The one I was specifically talking about was the one on the bridge just before that bit, but yeah, same stands. I failed that too and still have no idea why you get shot down. Makes no fucking sense.
With the jets – I liked the whole section, and playing gunner is fine, but I’d still rather like to actually have a go at flying the jets, just because flying jets is cool and it’d be nice to actually have some control for a change.
Ugh… the bridge. I think that was the only point where I was actually furious at the game for using checkpoints. The only way to find out which cover you’re “allowed” to use is by following different soldiers to see whose cover you’re supposed to share purely on a trial-and-error basis.

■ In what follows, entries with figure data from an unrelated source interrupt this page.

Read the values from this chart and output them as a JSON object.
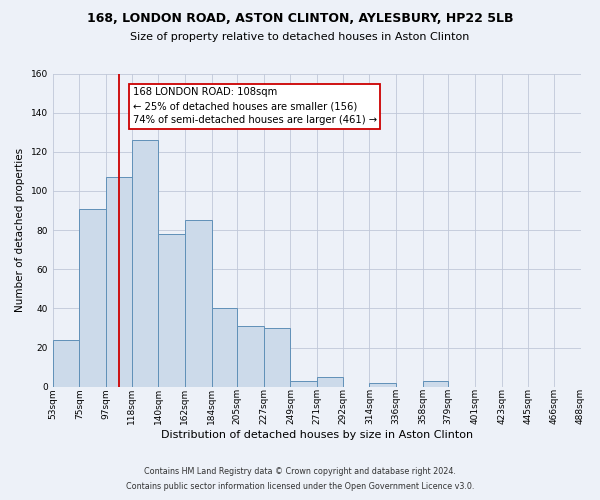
{
  "title_line1": "168, LONDON ROAD, ASTON CLINTON, AYLESBURY, HP22 5LB",
  "title_line2": "Size of property relative to detached houses in Aston Clinton",
  "xlabel": "Distribution of detached houses by size in Aston Clinton",
  "ylabel": "Number of detached properties",
  "footnote1": "Contains HM Land Registry data © Crown copyright and database right 2024.",
  "footnote2": "Contains public sector information licensed under the Open Government Licence v3.0.",
  "bin_edges": [
    53,
    75,
    97,
    118,
    140,
    162,
    184,
    205,
    227,
    249,
    271,
    292,
    314,
    336,
    358,
    379,
    401,
    423,
    445,
    466,
    488
  ],
  "bar_heights": [
    24,
    91,
    107,
    126,
    78,
    85,
    40,
    31,
    30,
    3,
    5,
    0,
    2,
    0,
    3,
    0,
    0,
    0,
    0,
    0
  ],
  "bar_color": "#ccdaea",
  "bar_edge_color": "#6090b8",
  "vline_x": 108,
  "vline_color": "#cc0000",
  "annotation_line1": "168 LONDON ROAD: 108sqm",
  "annotation_line2": "← 25% of detached houses are smaller (156)",
  "annotation_line3": "74% of semi-detached houses are larger (461) →",
  "annotation_box_color": "#cc0000",
  "annotation_box_fill": "#ffffff",
  "ylim": [
    0,
    160
  ],
  "yticks": [
    0,
    20,
    40,
    60,
    80,
    100,
    120,
    140,
    160
  ],
  "grid_color": "#c0c8d8",
  "bg_color": "#edf1f8",
  "title_fontsize": 9.0,
  "subtitle_fontsize": 8.0,
  "ylabel_fontsize": 7.5,
  "xlabel_fontsize": 8.0,
  "tick_fontsize": 6.5,
  "annot_fontsize": 7.2,
  "footnote_fontsize": 5.8
}
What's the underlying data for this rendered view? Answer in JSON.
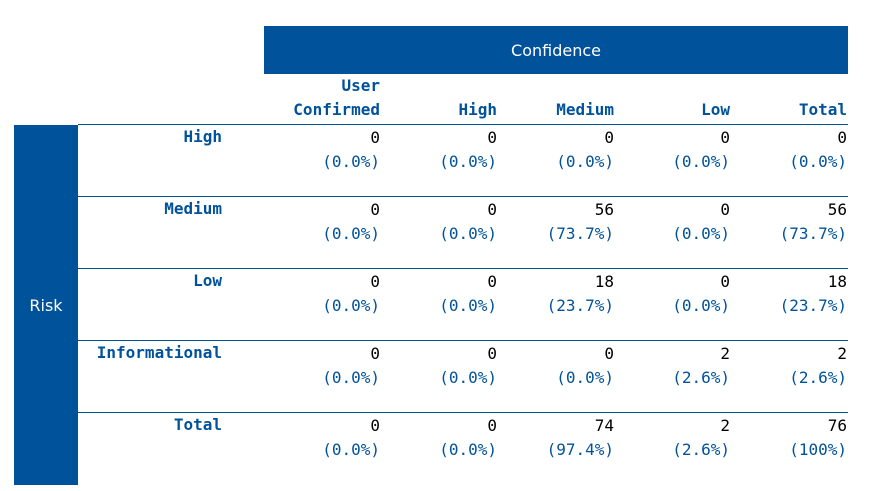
{
  "header": {
    "confidence_label": "Confidence",
    "risk_label": "Risk"
  },
  "columns": [
    {
      "line1": "User",
      "line2": "Confirmed"
    },
    {
      "line1": "",
      "line2": "High"
    },
    {
      "line1": "",
      "line2": "Medium"
    },
    {
      "line1": "",
      "line2": "Low"
    },
    {
      "line1": "",
      "line2": "Total"
    }
  ],
  "rows": [
    {
      "label": "High",
      "cells": [
        {
          "count": "0",
          "pct": "(0.0%)"
        },
        {
          "count": "0",
          "pct": "(0.0%)"
        },
        {
          "count": "0",
          "pct": "(0.0%)"
        },
        {
          "count": "0",
          "pct": "(0.0%)"
        },
        {
          "count": "0",
          "pct": "(0.0%)"
        }
      ]
    },
    {
      "label": "Medium",
      "cells": [
        {
          "count": "0",
          "pct": "(0.0%)"
        },
        {
          "count": "0",
          "pct": "(0.0%)"
        },
        {
          "count": "56",
          "pct": "(73.7%)"
        },
        {
          "count": "0",
          "pct": "(0.0%)"
        },
        {
          "count": "56",
          "pct": "(73.7%)"
        }
      ]
    },
    {
      "label": "Low",
      "cells": [
        {
          "count": "0",
          "pct": "(0.0%)"
        },
        {
          "count": "0",
          "pct": "(0.0%)"
        },
        {
          "count": "18",
          "pct": "(23.7%)"
        },
        {
          "count": "0",
          "pct": "(0.0%)"
        },
        {
          "count": "18",
          "pct": "(23.7%)"
        }
      ]
    },
    {
      "label": "Informational",
      "cells": [
        {
          "count": "0",
          "pct": "(0.0%)"
        },
        {
          "count": "0",
          "pct": "(0.0%)"
        },
        {
          "count": "0",
          "pct": "(0.0%)"
        },
        {
          "count": "2",
          "pct": "(2.6%)"
        },
        {
          "count": "2",
          "pct": "(2.6%)"
        }
      ]
    },
    {
      "label": "Total",
      "cells": [
        {
          "count": "0",
          "pct": "(0.0%)"
        },
        {
          "count": "0",
          "pct": "(0.0%)"
        },
        {
          "count": "74",
          "pct": "(97.4%)"
        },
        {
          "count": "2",
          "pct": "(2.6%)"
        },
        {
          "count": "76",
          "pct": "(100%)"
        }
      ]
    }
  ],
  "colors": {
    "accent": "#00529b"
  }
}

In my snider moments, I often say that checkpoints make the game more fun, since you get to repeat the parts you’re good at instead of getting bogged down endless trying and failing at a specific point (as in a normal save system); but at certain times, it was unbelievably hard not to scream in rage at this game.
The game seems to like killing you if you don’t do exactly what it wants you to do, regardless of whether or not you know what you’re doing. EA is based in California, a death penalty state; perhaps this is an American cultural thing we’re missing?